Concernant le budget lui-même, je serai bref. Tout le monde le sait, nous sommes actuellement dans un contexte de crise. Or, malgré tout, le budget de l’outre-mer augmente de 6,4 % en autorisations d’engagement et de 6,3 % en crédits de paiement. C’est dire l’effort soutenu que consent l’État !
Au-delà de ce budget, une feuille de route nous a donc été présentée il y a quelque temps par celui qui a la légitimité suprême, le Président de la République, pour les années à venir. M. le préfet Richard Samuel, coordonnateur national des états généraux de l’outre-mer, à qui je rends hommage, a engagé une concertation avec les populations et les élus, et le Président de la République a pris un certain nombre de décisions.
Madame la ministre, ces décisions sont au cœur de nos préoccupations. J’aborderai trois questions : la décolonisation économique, les décrets liés à l’application de la LODEOM, que nous avons votée ici grâce à la solidarité de nos collègues, et l’égalité des chances, évoquée par le chef de l’État.
Je ferai tout d’abord allusion à la décolonisation économique.
On peut adresser des reproches à ce gouvernement, comme à tous les gouvernements d’ailleurs, mais on ne peut pas l’accuser de ne pas avoir eu le courage de demander à l’Autorité de la concurrence de faire une radioscopie des prix pratiqués outre-mer.
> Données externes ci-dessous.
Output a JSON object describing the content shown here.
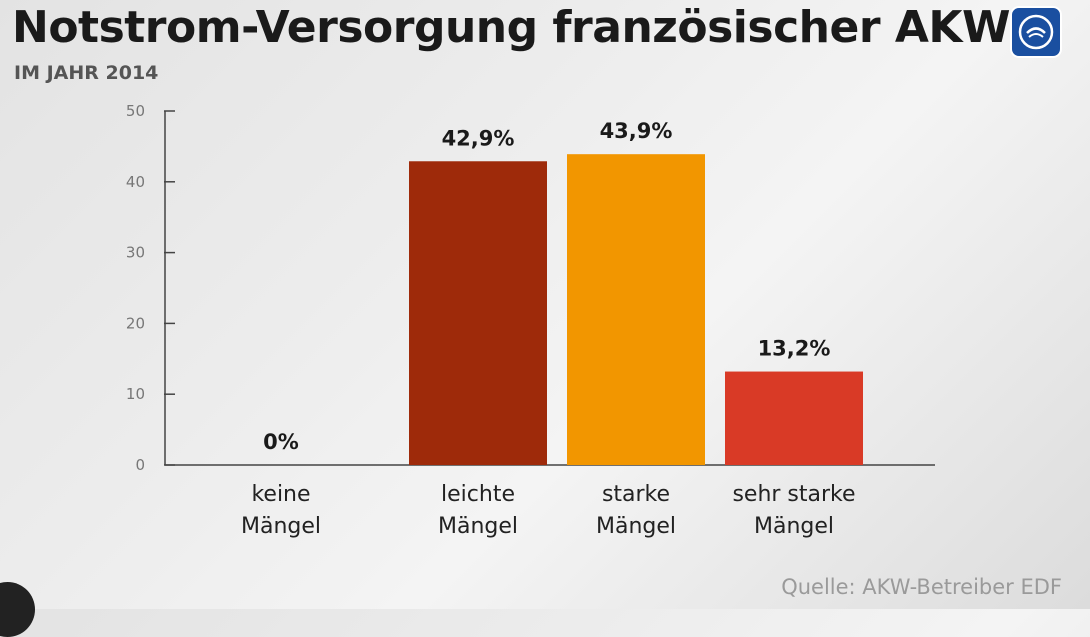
{
  "header": {
    "title": "Notstrom-Versorgung französischer AKW",
    "subtitle": "IM JAHR 2014"
  },
  "footer": {
    "source": "Quelle: AKW-Betreiber EDF"
  },
  "logo": {
    "icon": "tagesschau-logo-icon",
    "color": "#1a4fa0"
  },
  "colors": {
    "axis": "#444444",
    "bar_colors": [
      "#9e2a0a",
      "#9e2a0a",
      "#f29600",
      "#d93a26"
    ]
  },
  "chart_data": {
    "type": "bar",
    "title": "Notstrom-Versorgung französischer AKW",
    "subtitle": "IM JAHR 2014",
    "categories": [
      [
        "keine",
        "Mängel"
      ],
      [
        "leichte",
        "Mängel"
      ],
      [
        "starke",
        "Mängel"
      ],
      [
        "sehr starke",
        "Mängel"
      ]
    ],
    "values": [
      0,
      42.9,
      43.9,
      13.2
    ],
    "value_labels": [
      "0%",
      "42,9%",
      "43,9%",
      "13,2%"
    ],
    "ylim": [
      0,
      50
    ],
    "yticks": [
      0,
      10,
      20,
      30,
      40,
      50
    ],
    "xlabel": "",
    "ylabel": "",
    "grid": false,
    "legend": "none"
  }
}
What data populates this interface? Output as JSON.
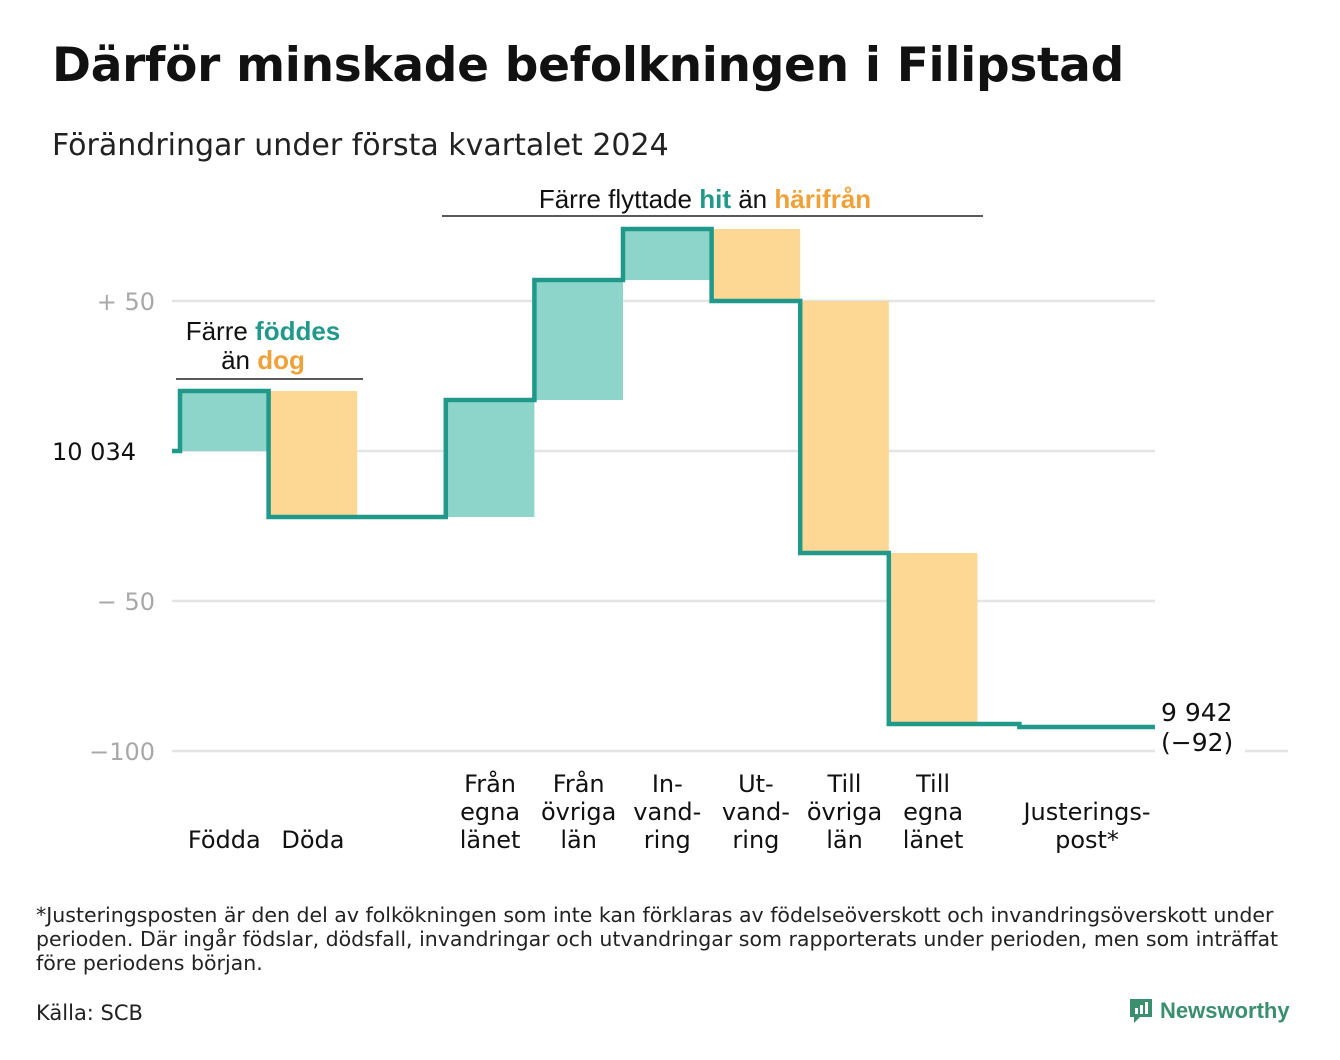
{
  "title": "Därför minskade befolkningen i Filipstad",
  "subtitle": "Förändringar under första kvartalet 2024",
  "footnote": "*Justeringsposten är den del av folkökningen som inte kan förklaras av födelseöverskott och invandringsöverskott under perioden. Där ingår födslar, dödsfall, invandringar och utvandringar som rapporterats under perioden, men som inträffat före periodens början.",
  "source": "Källa: SCB",
  "brand": "Newsworthy",
  "colors": {
    "increase": "#8dd5cb",
    "decrease": "#fcd894",
    "line": "#20998a",
    "teal_text": "#20998a",
    "orange_text": "#f0a23a",
    "grid": "#e4e4e4",
    "tick": "#a8a8a8"
  },
  "chart_data": {
    "type": "waterfall",
    "y_ticks": [
      {
        "value": 50,
        "label": "+  50",
        "gridline": true
      },
      {
        "value": 0,
        "label": "10  034",
        "gridline": true
      },
      {
        "value": -50,
        "label": "−  50",
        "gridline": true
      },
      {
        "value": -100,
        "label": "−100",
        "gridline": true
      }
    ],
    "ylim": [
      -100,
      80
    ],
    "start": {
      "label": "10  034",
      "value": 10034
    },
    "end": {
      "value_label": "9 942",
      "change_label": "(−92)",
      "value": 9942,
      "change": -92
    },
    "steps": [
      {
        "label": "Födda",
        "label_lines": [
          "Födda"
        ],
        "change": 20,
        "from": 0,
        "to": 20,
        "kind": "increase"
      },
      {
        "label": "Döda",
        "label_lines": [
          "Döda"
        ],
        "change": -42,
        "from": 20,
        "to": -22,
        "kind": "decrease"
      },
      {
        "label": "",
        "label_lines": [],
        "change": 0,
        "from": -22,
        "to": -22,
        "kind": "gap"
      },
      {
        "label": "Från egna länet",
        "label_lines": [
          "Från",
          "egna",
          "länet"
        ],
        "change": 39,
        "from": -22,
        "to": 17,
        "kind": "increase"
      },
      {
        "label": "Från övriga län",
        "label_lines": [
          "Från",
          "övriga",
          "län"
        ],
        "change": 40,
        "from": 17,
        "to": 57,
        "kind": "increase"
      },
      {
        "label": "Invandring",
        "label_lines": [
          "In-",
          "vand-",
          "ring"
        ],
        "change": 17,
        "from": 57,
        "to": 74,
        "kind": "increase"
      },
      {
        "label": "Utvandring",
        "label_lines": [
          "Ut-",
          "vand-",
          "ring"
        ],
        "change": -24,
        "from": 74,
        "to": 50,
        "kind": "decrease"
      },
      {
        "label": "Till övriga län",
        "label_lines": [
          "Till",
          "övriga",
          "län"
        ],
        "change": -84,
        "from": 50,
        "to": -34,
        "kind": "decrease"
      },
      {
        "label": "Till egna länet",
        "label_lines": [
          "Till",
          "egna",
          "länet"
        ],
        "change": -57,
        "from": -34,
        "to": -91,
        "kind": "decrease"
      },
      {
        "label": "Justeringspost*",
        "label_lines": [
          "Justerings-",
          "post*"
        ],
        "change": -1,
        "from": -91,
        "to": -92,
        "kind": "adjustment"
      }
    ],
    "annotations": [
      {
        "id": "births",
        "line1": [
          {
            "text": "Färre ",
            "style": "plain"
          },
          {
            "text": "föddes",
            "style": "teal"
          }
        ],
        "line2": [
          {
            "text": "än ",
            "style": "plain"
          },
          {
            "text": "dog",
            "style": "orange"
          }
        ],
        "span_steps": [
          0,
          1
        ]
      },
      {
        "id": "moves",
        "line1": [
          {
            "text": "Färre flyttade ",
            "style": "plain"
          },
          {
            "text": "hit",
            "style": "teal"
          },
          {
            "text": " än ",
            "style": "plain"
          },
          {
            "text": "härifrån",
            "style": "orange"
          }
        ],
        "line2": [],
        "span_steps": [
          3,
          8
        ]
      }
    ]
  }
}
Celle-ci a montré des excès : le coût de la vie est majoré à la Réunion de 56 %. Or rien, surtout pas le transport, ne justifie un tel différentiel !
Cette tare coloniale est une chance pour nous ! Si, grâce à la volonté partagée des élus locaux, du Gouvernement et du chef de l’État, nous en avons le courage, nous pouvons augmenter le pouvoir d’achat de toute la population, notamment des plus pauvres, en baissant le coût de la vie.
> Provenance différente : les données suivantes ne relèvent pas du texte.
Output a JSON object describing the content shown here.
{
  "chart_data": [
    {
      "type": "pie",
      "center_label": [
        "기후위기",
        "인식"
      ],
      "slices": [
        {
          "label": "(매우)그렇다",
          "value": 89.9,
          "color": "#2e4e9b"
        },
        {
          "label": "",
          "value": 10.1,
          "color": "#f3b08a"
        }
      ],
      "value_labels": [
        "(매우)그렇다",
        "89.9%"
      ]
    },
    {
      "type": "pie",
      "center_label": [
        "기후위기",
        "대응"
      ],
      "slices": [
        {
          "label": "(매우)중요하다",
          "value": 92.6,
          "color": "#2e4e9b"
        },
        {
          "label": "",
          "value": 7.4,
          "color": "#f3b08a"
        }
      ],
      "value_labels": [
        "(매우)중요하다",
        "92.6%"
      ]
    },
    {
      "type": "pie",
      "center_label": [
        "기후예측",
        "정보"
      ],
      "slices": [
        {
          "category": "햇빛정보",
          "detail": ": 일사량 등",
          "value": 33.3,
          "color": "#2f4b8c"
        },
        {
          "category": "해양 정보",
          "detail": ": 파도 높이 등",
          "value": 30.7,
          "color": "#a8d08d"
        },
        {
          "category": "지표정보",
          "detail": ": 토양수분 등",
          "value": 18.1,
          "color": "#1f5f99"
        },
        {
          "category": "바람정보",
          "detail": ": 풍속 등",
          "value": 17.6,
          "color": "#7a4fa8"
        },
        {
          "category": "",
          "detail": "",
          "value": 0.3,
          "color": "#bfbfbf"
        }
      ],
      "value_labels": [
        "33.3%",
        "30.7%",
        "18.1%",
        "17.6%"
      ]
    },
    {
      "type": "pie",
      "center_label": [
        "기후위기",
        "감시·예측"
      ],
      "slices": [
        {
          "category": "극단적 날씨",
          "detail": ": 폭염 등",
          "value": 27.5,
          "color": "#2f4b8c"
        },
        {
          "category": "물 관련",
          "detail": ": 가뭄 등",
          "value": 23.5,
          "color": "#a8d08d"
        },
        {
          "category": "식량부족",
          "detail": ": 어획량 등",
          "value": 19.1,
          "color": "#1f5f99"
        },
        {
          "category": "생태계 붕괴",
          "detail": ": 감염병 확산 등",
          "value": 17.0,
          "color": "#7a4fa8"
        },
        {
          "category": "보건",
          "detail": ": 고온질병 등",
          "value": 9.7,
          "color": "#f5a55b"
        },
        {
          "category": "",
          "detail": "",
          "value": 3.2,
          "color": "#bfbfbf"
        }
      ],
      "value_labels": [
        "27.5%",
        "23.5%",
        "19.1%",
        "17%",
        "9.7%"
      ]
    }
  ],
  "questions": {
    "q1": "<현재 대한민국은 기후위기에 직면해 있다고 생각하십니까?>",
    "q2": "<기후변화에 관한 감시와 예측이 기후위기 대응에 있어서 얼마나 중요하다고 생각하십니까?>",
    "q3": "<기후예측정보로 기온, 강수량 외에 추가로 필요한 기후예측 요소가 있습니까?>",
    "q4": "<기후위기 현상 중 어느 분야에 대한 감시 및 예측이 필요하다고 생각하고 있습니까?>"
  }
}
Tel est le premier objectif qui nous est assigné, et le chef de l’État nous a donné les moyens d’y parvenir, puisque la feuille de route prévoit de renforcer le droit à la concurrence, de mettre en place un groupe d’intervention régional de la concurrence dans chaque DOM, de contrôler les accords volontaires concernant les prix, c'est-à-dire les ententes illicites qui font florès outre-mer, de donner aux observatoires des prix un pouvoir réel et la capacité de saisir l’Autorité de la concurrence, enfin de créer des centres uniques d’approvisionnement. Mais nous pourrons, bien sûr, y ajouter d’autres mesures qui nous viendront à l’esprit lorsque nous déverrouillerons l’économie des DOM.
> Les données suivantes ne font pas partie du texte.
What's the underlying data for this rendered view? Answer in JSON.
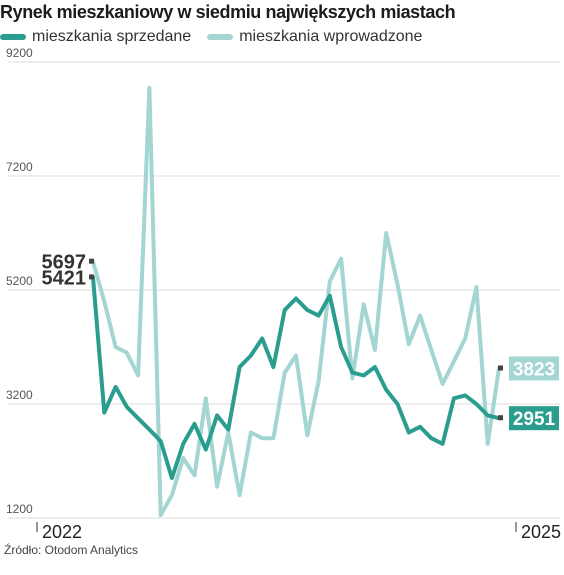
{
  "header": {
    "title": "Rynek mieszkaniowy w siedmiu największych miastach"
  },
  "legend": {
    "items": [
      {
        "label": "mieszkania sprzedane",
        "color": "#2a9d8f"
      },
      {
        "label": "mieszkania wprowadzone",
        "color": "#a3d5d3"
      }
    ]
  },
  "footer": {
    "source": "Źródło: Otodom Analytics"
  },
  "chart_data": {
    "type": "line",
    "title": "Rynek mieszkaniowy w siedmiu największych miastach",
    "xlabel": "",
    "ylabel": "",
    "ylim": [
      1200,
      9200
    ],
    "yticks": [
      1200,
      3200,
      5200,
      7200,
      9200
    ],
    "x_tick_labels": [
      "I 2022",
      "I 2025"
    ],
    "grid": true,
    "legend_position": "top-left",
    "series": [
      {
        "name": "mieszkania sprzedane",
        "color": "#2a9d8f",
        "values": [
          5421,
          3050,
          3500,
          3150,
          2950,
          2750,
          2550,
          1900,
          2500,
          2850,
          2400,
          3000,
          2750,
          3850,
          4050,
          4350,
          3850,
          4850,
          5050,
          4850,
          4750,
          5100,
          4200,
          3750,
          3700,
          3850,
          3450,
          3200,
          2700,
          2800,
          2600,
          2500,
          3300,
          3350,
          3200,
          3000,
          2951
        ],
        "end_label": "2951",
        "start_label": "5421"
      },
      {
        "name": "mieszkania wprowadzone",
        "color": "#a3d5d3",
        "values": [
          5697,
          5000,
          4200,
          4100,
          3700,
          8750,
          1250,
          1600,
          2250,
          1950,
          3300,
          1750,
          2700,
          1600,
          2700,
          2600,
          2600,
          3750,
          4050,
          2650,
          3600,
          5350,
          5750,
          3650,
          4950,
          4150,
          6200,
          5300,
          4250,
          4750,
          4150,
          3550,
          3950,
          4350,
          5250,
          2500,
          3823
        ],
        "end_label": "3823",
        "start_label": "5697"
      }
    ]
  }
}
Ce budget s’élève à quelque 16 milliards d’euros, issus de la solidarité nationale, sans compter les milliards d’euros perçus au titre de l’égalité sociale !
Aujourd'hui, grâce à la décentralisation, c'est-à-dire à un partage du pouvoir entre l’État et les collectivités locales, nous sommes au pied du mur, mes chers collègues ! Après le rapport qui a fait état des excès des oligopoles dans les quatre départements d’outre-mer, le Président de la République a fixé une feuille de route pour rendre le niveau du coût de la vie acceptable, afin d’améliorer les conditions de vie de nos populations.
À nous, madame la ministre, d’avoir le courage, dans les mois à venir, de faire ce pourquoi nous avons été élus : supprimer les excès ! C’est ce que j’appelle la « décolonisation économique » : passer d’une économie de rente fermée, repliée sur elle-même, à une économie d’expansion.
Concernant la LODEOM, je voudrais vous poser, madame la ministre, un certain nombre de questions.
Tous mes collègues qui se sont succédé à la tribune ont parlé du logement social. Ici, grâce à la solidarité de l’ensemble des groupes politiques, a été voté un amendement, que j’ai eu l’honneur de présenter, visant à adapter à l’outre-mer le dispositif Scellier qui s’applique en métropole.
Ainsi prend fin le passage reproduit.